3 Words on the Future of Content: Alternate Revenue Streams.
The seemingly universal assumption that advertising revenue will save us, will keep art and culture online solvent, will fill the gap between VC and buy-out that most people actually consider a business, is by far the largest threat I see to the internet, moreso than telcos that think they own everything created online, more than absurd copyright lobbyists, more than politicians who actually conceive of the thing as a ‘series of tubes’.

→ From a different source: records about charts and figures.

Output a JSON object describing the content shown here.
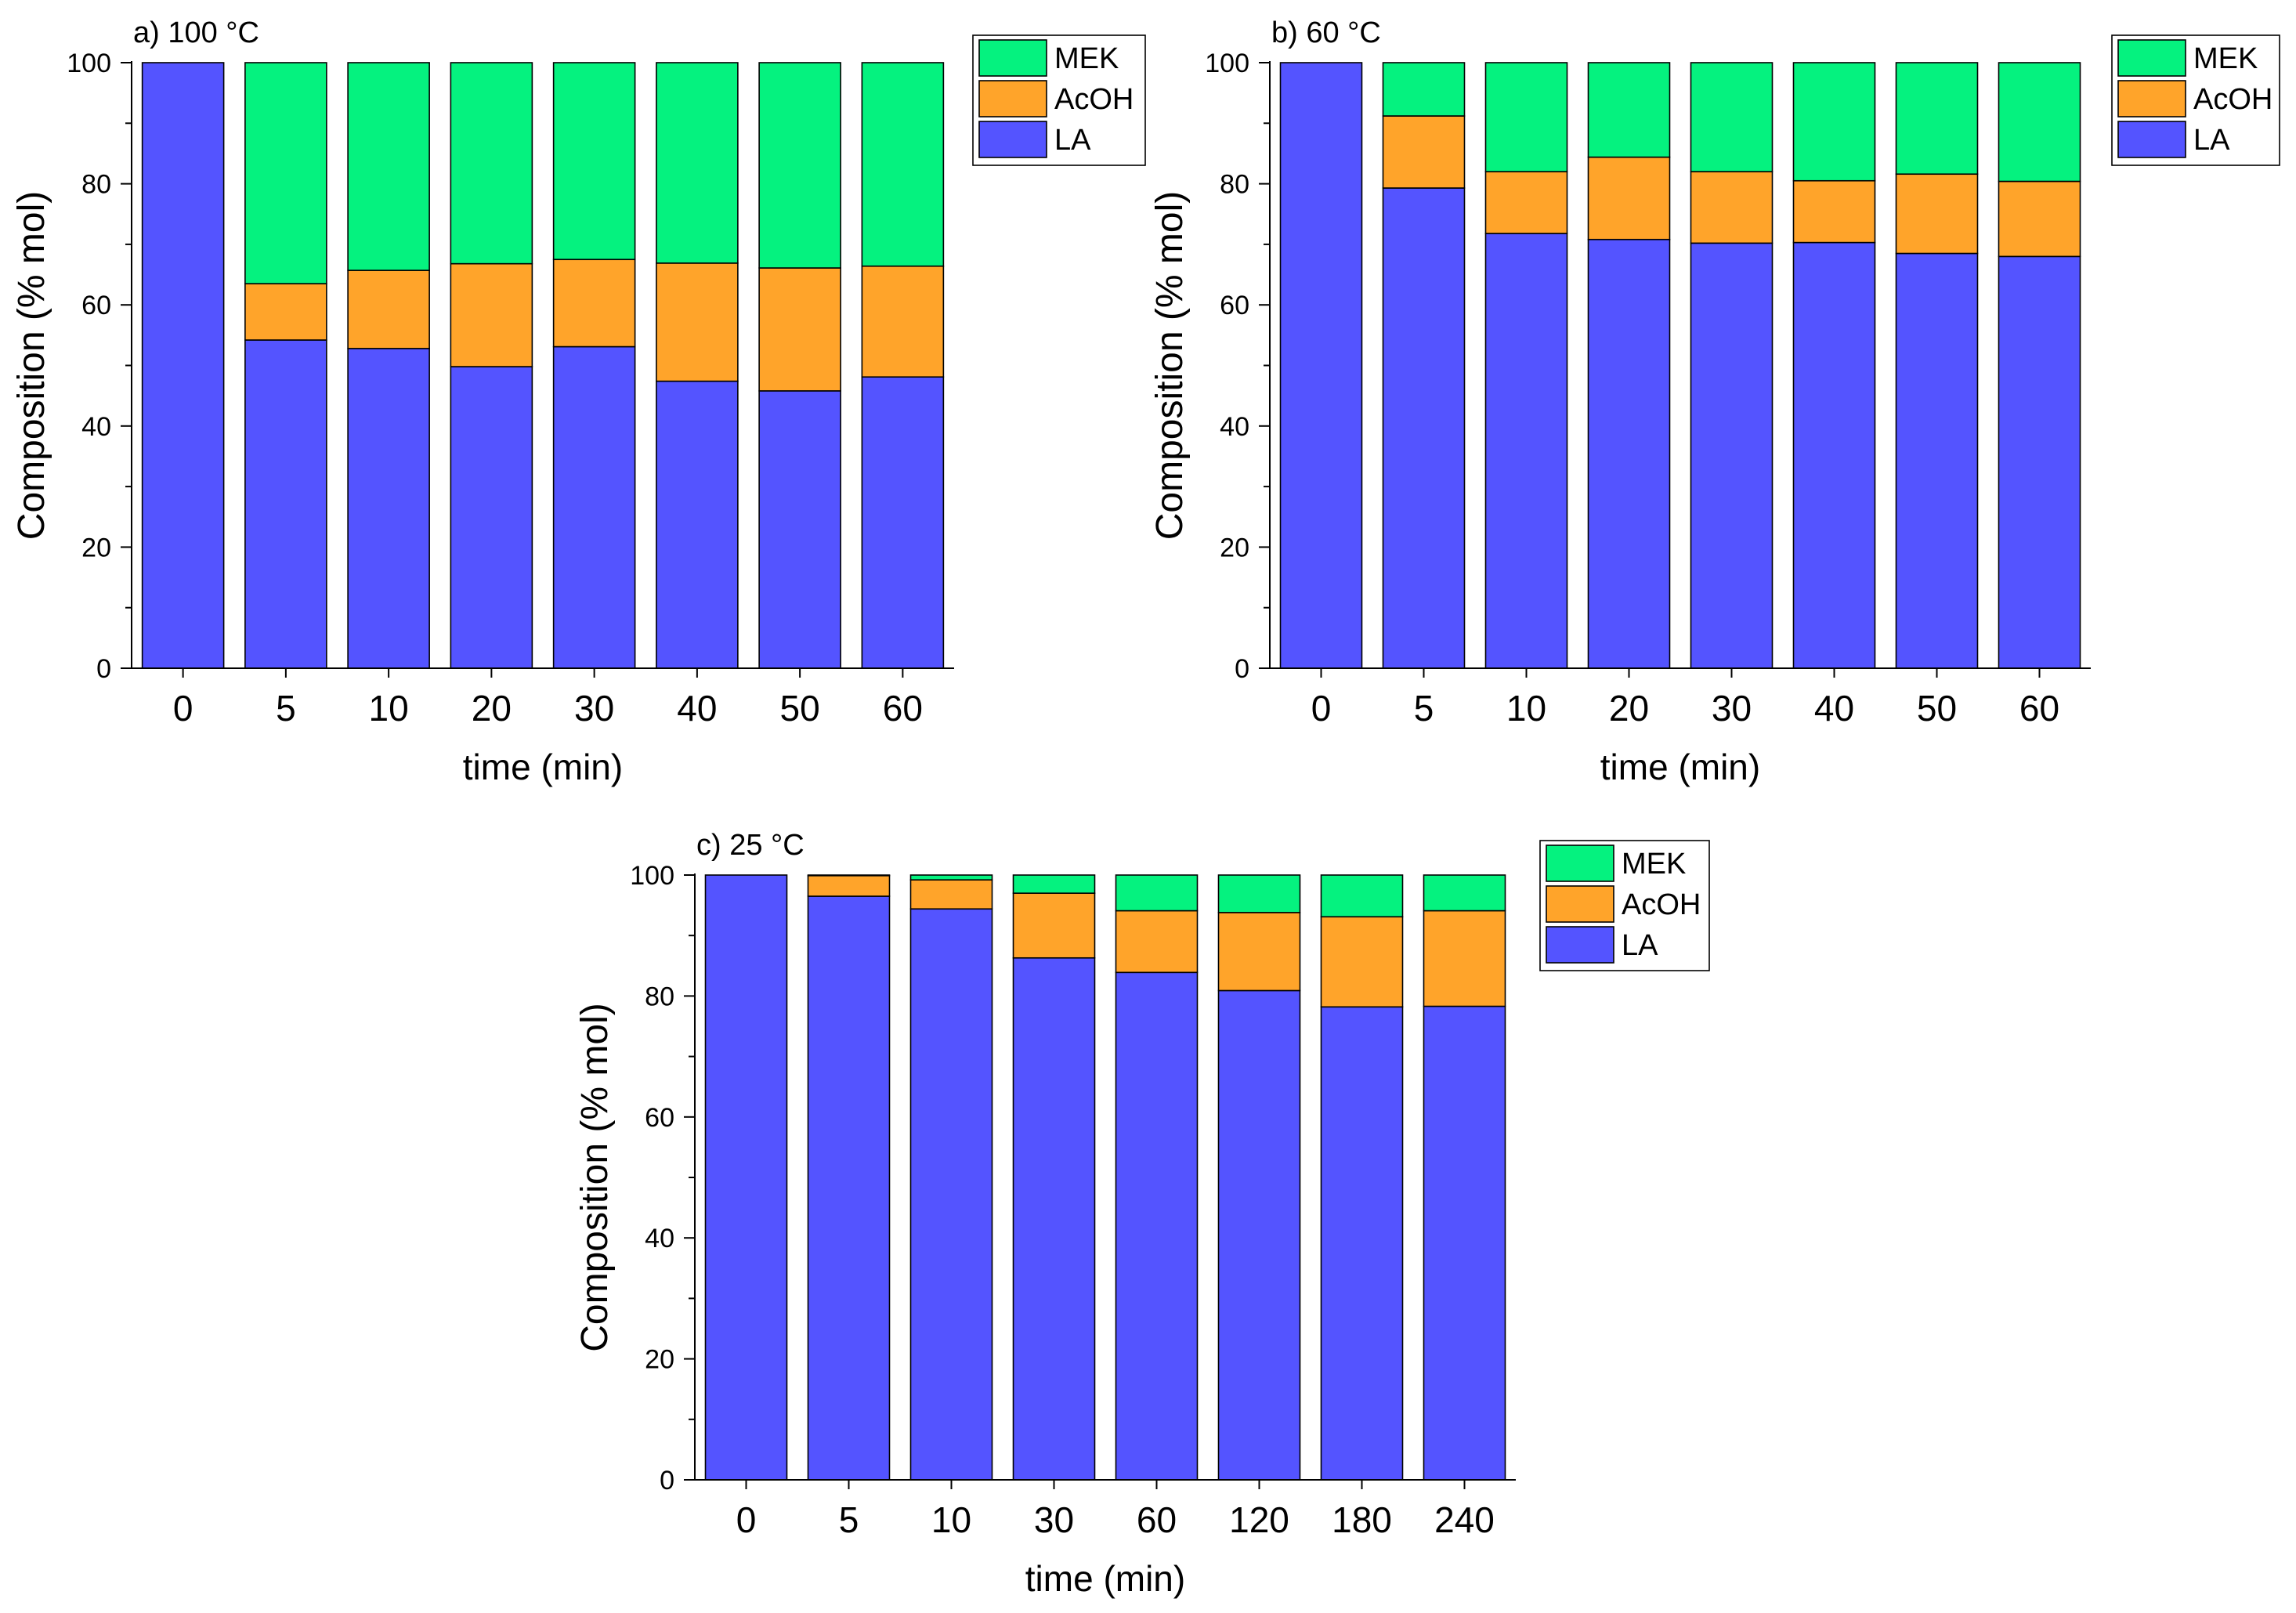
{
  "colors": {
    "MEK": "#05f27f",
    "AcOH": "#ffa42a",
    "LA": "#5454ff"
  },
  "chart_data": [
    {
      "type": "bar",
      "stacked": true,
      "title": "a) 100 °C",
      "xlabel": "time (min)",
      "ylabel": "Composition (% mol)",
      "ylim": [
        0,
        100
      ],
      "yticks": [
        "0",
        "20",
        "40",
        "60",
        "80",
        "100"
      ],
      "categories": [
        "0",
        "5",
        "10",
        "20",
        "30",
        "40",
        "50",
        "60"
      ],
      "legend_position": "top-right",
      "legend": [
        "MEK",
        "AcOH",
        "LA"
      ],
      "series": [
        {
          "name": "LA",
          "values": [
            100,
            54.2,
            52.8,
            49.8,
            53.1,
            47.4,
            45.8,
            48.1
          ]
        },
        {
          "name": "AcOH",
          "values": [
            0,
            9.3,
            12.9,
            17.0,
            14.4,
            19.5,
            20.3,
            18.3
          ]
        },
        {
          "name": "MEK",
          "values": [
            0,
            36.5,
            34.3,
            33.2,
            32.5,
            33.1,
            33.9,
            33.6
          ]
        }
      ]
    },
    {
      "type": "bar",
      "stacked": true,
      "title": "b) 60 °C",
      "xlabel": "time (min)",
      "ylabel": "Composition (% mol)",
      "ylim": [
        0,
        100
      ],
      "yticks": [
        "0",
        "20",
        "40",
        "60",
        "80",
        "100"
      ],
      "categories": [
        "0",
        "5",
        "10",
        "20",
        "30",
        "40",
        "50",
        "60"
      ],
      "legend_position": "top-right",
      "legend": [
        "MEK",
        "AcOH",
        "LA"
      ],
      "series": [
        {
          "name": "LA",
          "values": [
            100,
            79.3,
            71.8,
            70.8,
            70.2,
            70.3,
            68.5,
            68.0
          ]
        },
        {
          "name": "AcOH",
          "values": [
            0,
            11.9,
            10.2,
            13.6,
            11.8,
            10.2,
            13.1,
            12.4
          ]
        },
        {
          "name": "MEK",
          "values": [
            0,
            8.8,
            18.0,
            15.6,
            18.0,
            19.5,
            18.4,
            19.6
          ]
        }
      ]
    },
    {
      "type": "bar",
      "stacked": true,
      "title": "c) 25 °C",
      "xlabel": "time (min)",
      "ylabel": "Composition (% mol)",
      "ylim": [
        0,
        100
      ],
      "yticks": [
        "0",
        "20",
        "40",
        "60",
        "80",
        "100"
      ],
      "categories": [
        "0",
        "5",
        "10",
        "30",
        "60",
        "120",
        "180",
        "240"
      ],
      "legend_position": "top-right",
      "legend": [
        "MEK",
        "AcOH",
        "LA"
      ],
      "series": [
        {
          "name": "LA",
          "values": [
            100,
            96.5,
            94.4,
            86.3,
            83.9,
            80.9,
            78.2,
            78.3
          ]
        },
        {
          "name": "AcOH",
          "values": [
            0,
            3.4,
            4.8,
            10.7,
            10.2,
            12.9,
            14.9,
            15.8
          ]
        },
        {
          "name": "MEK",
          "values": [
            0,
            0.1,
            0.8,
            3.0,
            5.9,
            6.2,
            6.9,
            5.9
          ]
        }
      ]
    }
  ]
}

We’re a world that, by and large, doesn’t have a plan. Some people will survive, and thrive, on ad revenue online. Off the top of my head, we have Google and Gawker. Google will survive because they make money from more content than any one media brand, any one company, could ever create. Gawker will survive because the association with their brand is worth at least as much as the ad campaign, and because they have a demonstrated willingness to blur the line between selling advertising, and selling integration into the editorial content of their properties. I don’t know where Nick Denton’s line is, and I don’t care - he gets it, and he will make money.
But if your plan is 1. Get traffic 2. ??? 3. Profit, you should know that banner ads aren’t really going to cut it as a step two for a huge number of companies. And the point where waiting for the rates for online advertising to go up seemed intelligent was about 5 years back.
We need to get working on a new plan. One that goes further than selling eyeballs. The internet depends on it.